Rapor, en iyi orman korumasının, topraklarında toplu yasal haklara sahip halklar tarafından sağlandığını ortaya koydu. Bolivya, Brezilya ve Kolombiya Amazonları’nda 12 yıllık bir araştırma, bu tür bölgelerdeki ormansızlaşma oranlarının diğer benzer ormanlardakilerin yalnızca yarısı ila üçte biri oranında olduğunu ortaya koydu. Raporda, yerli bölgelerin Amazon Havzası’nın %28’ini kapsamasına rağmen, bölgenin karbon emisyonlarının yalnızca %2,6’sını ürettikleri belirtildi. Yerli halklar bölgede 400 milyon hektarlık bir alanı kaplıyor, ancak bu alanın üçte birinde mülkiyet hakları yasal olarak tanınmıyor. Cunningham, yerli halka toprak haklarının tanınmasının son 20 yılda arttığını, ancak son yıllarda yavaşladığını söyledi.

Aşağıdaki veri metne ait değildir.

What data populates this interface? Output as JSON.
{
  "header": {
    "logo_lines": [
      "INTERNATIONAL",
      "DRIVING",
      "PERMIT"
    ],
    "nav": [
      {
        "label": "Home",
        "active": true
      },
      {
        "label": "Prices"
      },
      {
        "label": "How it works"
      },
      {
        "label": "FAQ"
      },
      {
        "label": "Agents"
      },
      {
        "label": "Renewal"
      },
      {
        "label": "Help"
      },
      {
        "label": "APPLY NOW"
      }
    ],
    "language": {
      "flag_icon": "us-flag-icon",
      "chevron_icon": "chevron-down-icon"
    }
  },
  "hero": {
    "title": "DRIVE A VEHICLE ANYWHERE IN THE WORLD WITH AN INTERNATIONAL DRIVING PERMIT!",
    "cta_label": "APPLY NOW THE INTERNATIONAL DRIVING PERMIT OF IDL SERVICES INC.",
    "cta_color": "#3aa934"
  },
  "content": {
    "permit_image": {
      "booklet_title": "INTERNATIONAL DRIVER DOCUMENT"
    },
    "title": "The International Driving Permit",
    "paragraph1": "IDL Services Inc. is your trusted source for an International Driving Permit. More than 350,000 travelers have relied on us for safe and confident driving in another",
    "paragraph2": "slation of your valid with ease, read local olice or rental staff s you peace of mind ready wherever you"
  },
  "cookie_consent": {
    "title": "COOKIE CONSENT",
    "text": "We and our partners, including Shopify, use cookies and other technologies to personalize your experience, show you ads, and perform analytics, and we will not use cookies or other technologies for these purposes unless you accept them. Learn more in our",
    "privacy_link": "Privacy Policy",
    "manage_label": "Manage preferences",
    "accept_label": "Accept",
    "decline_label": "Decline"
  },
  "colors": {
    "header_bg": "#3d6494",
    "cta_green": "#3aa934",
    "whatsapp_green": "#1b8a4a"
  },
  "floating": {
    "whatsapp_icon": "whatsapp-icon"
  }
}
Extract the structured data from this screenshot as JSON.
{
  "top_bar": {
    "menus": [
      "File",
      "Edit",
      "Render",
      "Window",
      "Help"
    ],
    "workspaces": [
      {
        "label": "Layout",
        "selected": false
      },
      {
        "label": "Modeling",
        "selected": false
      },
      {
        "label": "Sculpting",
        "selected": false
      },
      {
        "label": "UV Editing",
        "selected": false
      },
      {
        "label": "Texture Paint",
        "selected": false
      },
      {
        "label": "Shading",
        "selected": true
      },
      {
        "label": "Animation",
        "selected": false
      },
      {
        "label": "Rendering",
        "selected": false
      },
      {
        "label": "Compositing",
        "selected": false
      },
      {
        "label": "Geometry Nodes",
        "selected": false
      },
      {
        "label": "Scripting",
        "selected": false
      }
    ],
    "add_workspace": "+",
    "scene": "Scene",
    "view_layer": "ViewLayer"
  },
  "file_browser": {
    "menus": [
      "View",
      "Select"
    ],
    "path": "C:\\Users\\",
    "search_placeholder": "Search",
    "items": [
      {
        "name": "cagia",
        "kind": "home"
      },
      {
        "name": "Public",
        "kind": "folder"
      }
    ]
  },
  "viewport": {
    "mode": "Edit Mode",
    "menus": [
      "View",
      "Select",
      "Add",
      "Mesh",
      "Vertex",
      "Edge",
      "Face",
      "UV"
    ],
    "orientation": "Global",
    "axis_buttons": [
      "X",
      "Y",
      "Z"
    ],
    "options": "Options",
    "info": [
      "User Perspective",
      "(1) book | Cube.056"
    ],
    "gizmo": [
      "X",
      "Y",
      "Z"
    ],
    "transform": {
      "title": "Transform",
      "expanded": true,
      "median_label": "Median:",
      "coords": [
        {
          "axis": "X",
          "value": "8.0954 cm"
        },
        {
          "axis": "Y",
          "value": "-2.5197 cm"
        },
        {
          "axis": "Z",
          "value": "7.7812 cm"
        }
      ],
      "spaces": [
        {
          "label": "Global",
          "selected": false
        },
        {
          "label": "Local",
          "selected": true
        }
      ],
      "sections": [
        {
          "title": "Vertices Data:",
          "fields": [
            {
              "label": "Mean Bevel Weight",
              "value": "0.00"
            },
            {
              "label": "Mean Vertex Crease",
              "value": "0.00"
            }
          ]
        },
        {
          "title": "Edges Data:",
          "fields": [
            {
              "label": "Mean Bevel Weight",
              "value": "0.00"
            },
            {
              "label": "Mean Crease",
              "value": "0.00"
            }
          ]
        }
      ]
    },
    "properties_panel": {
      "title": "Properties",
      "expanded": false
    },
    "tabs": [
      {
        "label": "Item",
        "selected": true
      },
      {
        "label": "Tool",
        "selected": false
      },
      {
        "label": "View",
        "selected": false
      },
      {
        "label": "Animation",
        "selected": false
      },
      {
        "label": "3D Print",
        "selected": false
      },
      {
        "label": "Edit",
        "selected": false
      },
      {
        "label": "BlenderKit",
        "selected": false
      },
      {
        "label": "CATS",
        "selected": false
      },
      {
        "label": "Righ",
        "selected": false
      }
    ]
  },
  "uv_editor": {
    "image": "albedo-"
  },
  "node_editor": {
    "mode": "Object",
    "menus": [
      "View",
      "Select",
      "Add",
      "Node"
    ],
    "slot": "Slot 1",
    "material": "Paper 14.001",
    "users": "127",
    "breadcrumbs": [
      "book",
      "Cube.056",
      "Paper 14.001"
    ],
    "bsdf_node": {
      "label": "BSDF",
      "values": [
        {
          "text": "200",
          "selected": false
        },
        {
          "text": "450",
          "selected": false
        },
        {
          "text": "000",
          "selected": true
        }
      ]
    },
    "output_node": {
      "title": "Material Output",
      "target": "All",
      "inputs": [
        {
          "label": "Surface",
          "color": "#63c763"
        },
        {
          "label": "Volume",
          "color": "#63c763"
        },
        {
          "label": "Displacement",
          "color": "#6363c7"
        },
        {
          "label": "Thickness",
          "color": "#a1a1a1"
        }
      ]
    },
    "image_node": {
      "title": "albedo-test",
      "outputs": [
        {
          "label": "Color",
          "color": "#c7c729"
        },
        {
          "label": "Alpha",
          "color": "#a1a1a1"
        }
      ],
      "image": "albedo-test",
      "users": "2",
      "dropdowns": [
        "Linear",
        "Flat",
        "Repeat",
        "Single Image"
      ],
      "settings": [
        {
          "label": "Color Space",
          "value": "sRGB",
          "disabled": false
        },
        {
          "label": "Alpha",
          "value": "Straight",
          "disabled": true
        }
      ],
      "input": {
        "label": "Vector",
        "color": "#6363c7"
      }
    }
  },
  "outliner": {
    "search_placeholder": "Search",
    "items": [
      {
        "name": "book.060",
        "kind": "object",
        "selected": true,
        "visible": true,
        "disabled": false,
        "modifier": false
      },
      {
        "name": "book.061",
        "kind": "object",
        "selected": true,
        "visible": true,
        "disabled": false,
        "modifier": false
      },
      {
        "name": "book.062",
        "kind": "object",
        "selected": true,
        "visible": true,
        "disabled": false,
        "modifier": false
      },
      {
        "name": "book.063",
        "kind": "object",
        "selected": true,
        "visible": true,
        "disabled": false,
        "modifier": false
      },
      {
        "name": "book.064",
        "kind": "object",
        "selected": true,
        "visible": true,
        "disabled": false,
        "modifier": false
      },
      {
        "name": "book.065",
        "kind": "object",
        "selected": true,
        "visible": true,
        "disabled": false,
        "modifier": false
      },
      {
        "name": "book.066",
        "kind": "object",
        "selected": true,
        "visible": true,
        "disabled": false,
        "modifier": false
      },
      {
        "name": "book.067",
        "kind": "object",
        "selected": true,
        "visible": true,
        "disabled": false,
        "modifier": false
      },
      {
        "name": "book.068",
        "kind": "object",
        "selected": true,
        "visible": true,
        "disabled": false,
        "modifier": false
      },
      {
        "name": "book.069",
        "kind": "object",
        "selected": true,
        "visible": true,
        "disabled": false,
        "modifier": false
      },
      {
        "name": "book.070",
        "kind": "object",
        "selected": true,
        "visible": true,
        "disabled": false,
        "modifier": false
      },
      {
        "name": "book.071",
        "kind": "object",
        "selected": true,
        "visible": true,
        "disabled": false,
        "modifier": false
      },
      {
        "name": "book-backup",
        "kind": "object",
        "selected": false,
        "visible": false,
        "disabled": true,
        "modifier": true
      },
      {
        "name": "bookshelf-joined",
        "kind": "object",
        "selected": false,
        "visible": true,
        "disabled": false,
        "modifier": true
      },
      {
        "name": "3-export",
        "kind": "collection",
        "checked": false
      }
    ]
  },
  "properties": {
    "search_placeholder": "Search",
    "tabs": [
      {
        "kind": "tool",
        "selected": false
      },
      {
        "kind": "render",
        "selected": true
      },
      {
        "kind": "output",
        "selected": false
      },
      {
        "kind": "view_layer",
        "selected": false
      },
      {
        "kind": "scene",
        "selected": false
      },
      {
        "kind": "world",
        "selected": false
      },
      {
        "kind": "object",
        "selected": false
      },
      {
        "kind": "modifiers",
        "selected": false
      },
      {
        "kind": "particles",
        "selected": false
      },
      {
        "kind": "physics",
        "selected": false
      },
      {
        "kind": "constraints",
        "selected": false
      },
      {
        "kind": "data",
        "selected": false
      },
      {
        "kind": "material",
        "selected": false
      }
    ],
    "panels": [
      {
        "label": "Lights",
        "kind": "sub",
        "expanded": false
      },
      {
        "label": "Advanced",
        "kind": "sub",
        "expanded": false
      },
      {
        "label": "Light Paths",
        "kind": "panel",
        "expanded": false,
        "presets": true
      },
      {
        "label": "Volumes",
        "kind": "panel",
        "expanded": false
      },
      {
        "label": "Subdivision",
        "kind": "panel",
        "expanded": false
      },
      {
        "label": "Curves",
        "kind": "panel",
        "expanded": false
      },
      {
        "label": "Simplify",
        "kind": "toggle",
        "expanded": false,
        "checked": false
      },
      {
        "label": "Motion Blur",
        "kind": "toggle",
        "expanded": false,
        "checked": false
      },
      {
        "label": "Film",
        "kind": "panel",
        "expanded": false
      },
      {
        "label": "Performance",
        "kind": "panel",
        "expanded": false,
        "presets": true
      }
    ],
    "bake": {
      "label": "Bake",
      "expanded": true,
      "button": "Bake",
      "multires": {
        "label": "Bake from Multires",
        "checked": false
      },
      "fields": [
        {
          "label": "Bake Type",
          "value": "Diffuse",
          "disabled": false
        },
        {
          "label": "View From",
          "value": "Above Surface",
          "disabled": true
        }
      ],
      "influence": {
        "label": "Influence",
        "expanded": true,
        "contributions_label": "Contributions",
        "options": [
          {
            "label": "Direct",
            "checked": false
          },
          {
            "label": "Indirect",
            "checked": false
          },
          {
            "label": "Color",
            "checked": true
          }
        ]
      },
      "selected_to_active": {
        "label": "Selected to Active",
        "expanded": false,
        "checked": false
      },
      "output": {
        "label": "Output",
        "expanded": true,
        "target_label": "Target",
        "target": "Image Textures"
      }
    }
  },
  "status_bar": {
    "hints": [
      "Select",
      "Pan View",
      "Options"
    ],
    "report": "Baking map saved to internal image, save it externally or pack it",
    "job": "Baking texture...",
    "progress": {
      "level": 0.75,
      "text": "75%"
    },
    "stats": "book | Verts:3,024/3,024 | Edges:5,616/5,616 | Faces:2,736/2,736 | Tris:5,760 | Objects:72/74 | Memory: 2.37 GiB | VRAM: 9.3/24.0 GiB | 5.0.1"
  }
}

Yerli ve kabile topluluklarına kendi bölgelerinin çevresel hizmetleri için ödeme yapmak Ekvador, Meksika ve Peru gibi ülkelerde ormansızlaşmayı azalttı. Berdegué, bu tür programların uluslararası kaynaklardan yılda yüz milyonlarca dolar çekebileceğini söyledi.
Raporda, Brezilya’nın yerli topraklarındaki yıllık ormansızlaşma oranlarının 2017’de 10.000 hektardan 2019’da 43.000 hektara yükselmesiyle birlikte, koruma ihtiyacının acil olduğu belirtiliyor.
Ocak ayında yerli halkların liderleri uluslararası ceza mahkemesine, çevre politikalarını ortadan kaldırdığı ve yerli haklarını ihlal etmesi sebebiyle Brezilya’nın Başkanı Jair Bolsonaro’yu incelemesi için baskı yapmıştı.